Page MenuHomePhabricator

Productionize Wikidata-based Topic Model on ORES
Open, Needs TriagePublic

Description

NOTE: I have closed this task to new contributors as of Thursday 19 March at 10pm UTC. If you have submitted an initial contribution for the task, you may continue to work on the task through the April 7th deadline.

Brief summary

The Wikimedia Foundation runs a service called ORES that hosts machine learning models that can make predictions about various forms of content on Wikipedia -- e.g., the likelihood that a given edit is vandalism or how the quality of a Wikipedia article. One of the newer models is one that can label Wikipedia articles with a set of pre-defined topics -- e.g., the English Wikipedia article for sci-fi author N. K. Jemisin is predicted to be part of the following topics:

  • Culture.Biography.Biography* (the article is a biography)
  • Culture.Biography.Women (the biography is about a woman)
  • Culture.Literature (she's an author).

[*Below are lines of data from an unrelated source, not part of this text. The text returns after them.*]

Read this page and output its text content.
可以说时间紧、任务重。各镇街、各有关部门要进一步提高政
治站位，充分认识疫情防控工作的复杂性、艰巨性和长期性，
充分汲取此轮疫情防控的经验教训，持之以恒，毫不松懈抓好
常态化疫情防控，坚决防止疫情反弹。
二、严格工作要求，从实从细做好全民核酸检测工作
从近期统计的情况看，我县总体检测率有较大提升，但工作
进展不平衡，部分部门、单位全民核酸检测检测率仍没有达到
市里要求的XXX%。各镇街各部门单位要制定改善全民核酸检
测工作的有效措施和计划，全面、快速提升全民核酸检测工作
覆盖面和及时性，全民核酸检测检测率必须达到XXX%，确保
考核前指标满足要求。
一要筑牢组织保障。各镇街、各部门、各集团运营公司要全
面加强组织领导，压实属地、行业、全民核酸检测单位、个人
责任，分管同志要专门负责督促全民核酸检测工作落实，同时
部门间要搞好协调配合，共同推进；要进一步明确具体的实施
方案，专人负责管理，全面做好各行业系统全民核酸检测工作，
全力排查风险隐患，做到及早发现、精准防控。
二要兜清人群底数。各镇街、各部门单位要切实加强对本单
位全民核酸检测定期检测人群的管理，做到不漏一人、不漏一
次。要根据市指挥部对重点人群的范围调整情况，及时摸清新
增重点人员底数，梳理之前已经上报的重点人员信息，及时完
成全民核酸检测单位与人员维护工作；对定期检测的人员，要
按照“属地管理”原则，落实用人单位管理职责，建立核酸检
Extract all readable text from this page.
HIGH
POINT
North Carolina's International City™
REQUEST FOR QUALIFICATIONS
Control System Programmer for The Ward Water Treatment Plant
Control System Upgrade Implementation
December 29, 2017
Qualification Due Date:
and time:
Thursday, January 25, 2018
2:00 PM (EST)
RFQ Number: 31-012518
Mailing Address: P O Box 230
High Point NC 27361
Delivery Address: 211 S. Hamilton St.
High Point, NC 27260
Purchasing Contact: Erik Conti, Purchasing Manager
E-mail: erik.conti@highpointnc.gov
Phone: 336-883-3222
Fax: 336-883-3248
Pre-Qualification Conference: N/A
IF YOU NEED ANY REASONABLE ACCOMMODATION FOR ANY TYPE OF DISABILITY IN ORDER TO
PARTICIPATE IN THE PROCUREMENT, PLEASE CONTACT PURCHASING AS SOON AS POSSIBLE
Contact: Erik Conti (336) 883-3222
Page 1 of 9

The challenge is that this model only works for English Wikipedia, and while efforts are being made to expand it to more languages, this is difficult. To overcome this challenge, a separate model was developed to make predictions based not on articles but on Wikidata (loosely a database of facts about concepts that have Wikipedia articles -- e.g., the Wikidata item for N.K. Jemisin). This model can be used to generate topic predictions for Wikipedia articles in any language based on its associated Wikidata item (yay!). We have developed an experimental API but this project will rewrite the code for this model so that it works in the production-level ORES environment. While this is primarily an engineering task, there will also be opportunities for machine learning and data science as desired.

Skills required

  • Python coding -- the code for this API will be in Python so at least some prior experience will be necessary.
  • Jupyter Notebooks: this will likely only be used for this initial application but is also a very useful medium for sharing code and analyses. If you have prior experience with Jupyter notebooks, great! If not, we can help you learn it.
  • Basic understanding of machine learning. We can incorporate more or less machine learning work in this project as needed though.

Possible mentor(s)

@Isaac @Halfak

Microtasks

Each applicant will submit a Jupyter notebook that demonstrates an ability to work with the Python code and features that comprise the topic classification model as well as the ability to do some basic model evaluation. Note that unlikely many Outreachy tasks, we are not asking each applicant to claim a task but instead to all work independently on the same task. Feel free to help each other out though! This task is described here: T246013

Further Reading

Research paper with more background on topic classification models at Wikimedia: https://dl.acm.org/doi/10.1145/3274290
Overview of existing ORES topic models: https://www.mediawiki.org/wiki/ORES#Topic_routing

Event Timeline

Isaac created this task.Feb 21 2020, 5:09 PM
Restricted Application added a subscriber: Aklapper. · View Herald TranscriptFeb 21 2020, 5:09 PM
srishakatux removed a project: Outreachy Mentors.
srishakatux changed the visibility from "Public (No Login Required)" to "Outreachy Mentors (Project)".
srishakatux moved this task from Backlog to Featured projects on the Outreachy (Round 20) board.
Isaac updated the task description. (Show Details)Feb 24 2020, 4:44 PM
srishakatux removed Isaac as the assignee of this task.Feb 24 2020, 11:26 PM
srishakatux changed the visibility from "Outreachy Mentors (Project)" to "Public (No Login Required)".Mar 5 2020, 6:15 PM
Isaac updated the task description. (Show Details)Mar 5 2020, 9:16 PM

Hello! I'm Hammad, a final year undergrad student from Pakistan, and I was wanting to work on this project for my Outreachy application. Having an affinity for Python development and Machine Learning this project seems almost tailor-made for me. I hope to have a great experience working on this and will be bugging people for help all the way (sorry in advance for that xD). I look forward to working with you all!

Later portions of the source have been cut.